Still the sentinel ships, hanging high in air over the valley, and constantly patrolling the outer slopes of the mountains, saw no sign of hostile approach. The last messages that had been received from the great cities of the Federation had told brief but fearful stories of the desolation that was following in the path of Moslem and Russian conquest.

The bridges of Gibraltar and the Bosphorus had been forced, and thousands after thousands of Moslem troops had been poured into Europe. Frenzied by fanaticism and the new-born lust of battle and conquest, the hordes of Asiatic tribesmen who had escaped the one terrific onslaught of the fleet under the command of Alexis had, now that the guardian ships were withdrawn, been hurried through Russia, and hurled upon the wealthy and almost defenceless cities of Western Europe.

The Federation was on the point of utter collapse, divided in its counsels, confused in its plans of defence, its armies undisciplined, and its fleets disorganised and daily diminishing in number and effectiveness.

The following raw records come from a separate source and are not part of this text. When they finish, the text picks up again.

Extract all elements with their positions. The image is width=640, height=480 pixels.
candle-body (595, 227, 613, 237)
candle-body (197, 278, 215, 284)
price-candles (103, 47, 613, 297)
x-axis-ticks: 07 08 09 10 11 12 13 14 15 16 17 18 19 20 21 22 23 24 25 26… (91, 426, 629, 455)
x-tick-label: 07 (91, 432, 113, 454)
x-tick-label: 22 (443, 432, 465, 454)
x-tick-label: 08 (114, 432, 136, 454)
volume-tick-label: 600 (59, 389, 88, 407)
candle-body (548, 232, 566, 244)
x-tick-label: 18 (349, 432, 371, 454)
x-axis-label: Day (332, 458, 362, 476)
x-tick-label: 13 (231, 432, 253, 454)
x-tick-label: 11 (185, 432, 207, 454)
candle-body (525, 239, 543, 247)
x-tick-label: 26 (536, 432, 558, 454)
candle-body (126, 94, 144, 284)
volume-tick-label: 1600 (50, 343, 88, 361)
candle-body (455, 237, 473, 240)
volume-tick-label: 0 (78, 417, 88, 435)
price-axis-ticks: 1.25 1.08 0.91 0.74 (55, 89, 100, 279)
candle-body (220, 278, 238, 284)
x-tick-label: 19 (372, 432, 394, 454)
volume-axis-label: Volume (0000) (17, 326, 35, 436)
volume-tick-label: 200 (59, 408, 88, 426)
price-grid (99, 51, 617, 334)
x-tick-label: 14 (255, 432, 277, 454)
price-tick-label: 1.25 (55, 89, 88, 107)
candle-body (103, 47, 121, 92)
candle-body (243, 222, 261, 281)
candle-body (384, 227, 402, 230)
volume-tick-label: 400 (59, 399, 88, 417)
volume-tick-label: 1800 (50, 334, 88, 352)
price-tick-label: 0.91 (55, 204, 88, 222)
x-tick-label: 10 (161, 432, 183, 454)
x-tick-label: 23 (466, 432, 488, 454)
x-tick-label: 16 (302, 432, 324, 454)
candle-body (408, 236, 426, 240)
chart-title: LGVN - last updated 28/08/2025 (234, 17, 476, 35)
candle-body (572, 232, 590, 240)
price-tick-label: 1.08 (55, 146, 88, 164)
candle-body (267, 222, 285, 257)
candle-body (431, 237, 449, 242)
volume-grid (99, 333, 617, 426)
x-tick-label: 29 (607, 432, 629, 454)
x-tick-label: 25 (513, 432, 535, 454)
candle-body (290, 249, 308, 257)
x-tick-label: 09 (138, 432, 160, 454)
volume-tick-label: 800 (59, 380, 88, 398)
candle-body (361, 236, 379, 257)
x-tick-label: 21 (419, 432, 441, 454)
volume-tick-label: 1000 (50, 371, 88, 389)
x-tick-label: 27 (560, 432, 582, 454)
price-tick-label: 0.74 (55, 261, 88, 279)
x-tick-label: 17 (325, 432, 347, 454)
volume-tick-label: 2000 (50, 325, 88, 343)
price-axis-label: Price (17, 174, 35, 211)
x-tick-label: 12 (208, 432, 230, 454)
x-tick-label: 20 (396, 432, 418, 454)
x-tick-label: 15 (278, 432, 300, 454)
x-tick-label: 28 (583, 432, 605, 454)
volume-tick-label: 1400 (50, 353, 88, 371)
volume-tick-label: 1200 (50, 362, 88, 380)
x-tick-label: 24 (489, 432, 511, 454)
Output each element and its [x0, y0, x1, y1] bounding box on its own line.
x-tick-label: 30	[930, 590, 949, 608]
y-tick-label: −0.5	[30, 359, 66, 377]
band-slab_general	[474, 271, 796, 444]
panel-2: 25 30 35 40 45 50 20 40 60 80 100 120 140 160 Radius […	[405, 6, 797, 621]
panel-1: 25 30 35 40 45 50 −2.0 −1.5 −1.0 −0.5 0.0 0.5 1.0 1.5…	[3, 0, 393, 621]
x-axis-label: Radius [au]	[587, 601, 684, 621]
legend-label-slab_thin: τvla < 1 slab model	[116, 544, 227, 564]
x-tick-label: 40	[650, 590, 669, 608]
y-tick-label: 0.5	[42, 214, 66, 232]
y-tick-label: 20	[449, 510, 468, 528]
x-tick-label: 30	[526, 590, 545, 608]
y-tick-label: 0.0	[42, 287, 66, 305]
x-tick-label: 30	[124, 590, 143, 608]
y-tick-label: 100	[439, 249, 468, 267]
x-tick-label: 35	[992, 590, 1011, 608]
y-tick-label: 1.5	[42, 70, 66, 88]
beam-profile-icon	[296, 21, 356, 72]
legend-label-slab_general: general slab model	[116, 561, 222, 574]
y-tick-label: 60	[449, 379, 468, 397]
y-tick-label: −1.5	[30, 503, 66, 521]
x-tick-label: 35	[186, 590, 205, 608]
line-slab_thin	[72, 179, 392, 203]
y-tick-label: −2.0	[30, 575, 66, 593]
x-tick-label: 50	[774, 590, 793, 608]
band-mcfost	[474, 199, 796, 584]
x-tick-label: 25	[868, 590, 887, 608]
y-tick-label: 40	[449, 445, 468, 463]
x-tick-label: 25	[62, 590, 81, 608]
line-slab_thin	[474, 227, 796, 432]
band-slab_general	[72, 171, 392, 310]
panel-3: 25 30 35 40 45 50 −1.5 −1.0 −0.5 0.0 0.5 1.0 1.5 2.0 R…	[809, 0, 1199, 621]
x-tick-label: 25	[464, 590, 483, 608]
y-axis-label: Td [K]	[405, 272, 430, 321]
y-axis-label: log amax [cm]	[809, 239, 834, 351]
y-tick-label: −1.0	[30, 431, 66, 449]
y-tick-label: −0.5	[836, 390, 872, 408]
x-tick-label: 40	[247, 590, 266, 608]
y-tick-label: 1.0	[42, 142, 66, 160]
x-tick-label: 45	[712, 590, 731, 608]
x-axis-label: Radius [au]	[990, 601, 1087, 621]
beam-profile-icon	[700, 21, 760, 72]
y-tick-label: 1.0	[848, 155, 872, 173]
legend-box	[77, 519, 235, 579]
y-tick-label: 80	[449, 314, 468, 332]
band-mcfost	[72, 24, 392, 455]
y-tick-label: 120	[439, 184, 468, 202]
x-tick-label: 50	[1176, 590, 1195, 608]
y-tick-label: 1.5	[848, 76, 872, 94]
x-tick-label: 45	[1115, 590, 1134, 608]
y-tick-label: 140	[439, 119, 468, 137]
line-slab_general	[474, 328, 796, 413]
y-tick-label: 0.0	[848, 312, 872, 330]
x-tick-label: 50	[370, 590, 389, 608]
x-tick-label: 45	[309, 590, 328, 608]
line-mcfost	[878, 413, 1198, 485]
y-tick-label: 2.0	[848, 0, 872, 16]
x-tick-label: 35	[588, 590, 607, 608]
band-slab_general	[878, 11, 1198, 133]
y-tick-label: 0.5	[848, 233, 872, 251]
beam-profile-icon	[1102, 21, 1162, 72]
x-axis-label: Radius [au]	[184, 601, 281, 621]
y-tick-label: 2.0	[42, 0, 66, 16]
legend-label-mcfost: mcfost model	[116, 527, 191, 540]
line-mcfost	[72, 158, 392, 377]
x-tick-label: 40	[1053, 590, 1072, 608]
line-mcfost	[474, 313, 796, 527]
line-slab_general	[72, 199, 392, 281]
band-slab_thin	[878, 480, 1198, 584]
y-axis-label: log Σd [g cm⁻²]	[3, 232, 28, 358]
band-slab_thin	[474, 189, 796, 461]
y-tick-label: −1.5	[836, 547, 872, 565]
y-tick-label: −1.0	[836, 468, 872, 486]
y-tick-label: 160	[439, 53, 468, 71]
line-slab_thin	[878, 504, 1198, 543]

In America, Australia, and Southern Africa there was anarchy on earth and terror in the air. Cities had been terrorised into capitulation by aerial squadrons, and then looted and burnt, and their ruins given up to be the miserable prey of the revolutionaries who now, as ever, had taken advantage of the universal panic to revolt against all government, and deny all rights but that which they claimed to prey upon the helpless, all liberty that was not license, and all property that was not plunder.

The last tidings of all that came from Europe were received from Britain, and, after recounting the destruction of London and the collapse of the Government, concluded with the news that Olga had publicly embraced the faith of Islam, and, in conjunction with the Sultan, whom she was to marry as soon as the conquest of Europe was finally complete, was forcibly converting her Russian subjects to the creed of the Koran.

So the affairs of the world stood when the sun went down on the 15th of July. On the meridian of Aeria it set at nine minutes to eight; at thirteen minutes past eight, according to the calculations made by the Martian and verified by the Aerian astronomers, the herald of Fate would approach within the range of terrestrial vision.

Before the brief period of tropical twilight had passed every telescope in the valley was turned to that spot in the constellation of Andromeda at which it was predicted to become visible. As the revolving earth swept Aeria into the shadow of night every light was extinguished, for it was known that the astronomers of Mars would be anxiously watching for a signal that would announce the correctness or the error of their calculations.

Vassilis Cosmo, seated at the eye-piece of the great equatorial telescope on Mount Austral, with his hand on the switch which controlled the electric currents that were waiting to do his bidding, watched the fields of space darken, and the stars of Andromeda shine out. Just a little below the line which joins the Square of Pegasus with the constellation of Cassiopeia, he saw, as usual, the oval, luminous cloud of the great nebula in Andromeda.

Four degrees towards the zenith, above the centre of the star-cloud, a tiny fan-shaped spray, faint and pale as a dissolving puff of white smoke, was floating in the black abyss of space. Precisely at the thirteenth minute of the hour he turned the switch, and the great suns on the mountain-tops blazed out and flashed the signal to the sister-world to tell its inhabitants that their prediction had been fulfilled to the second.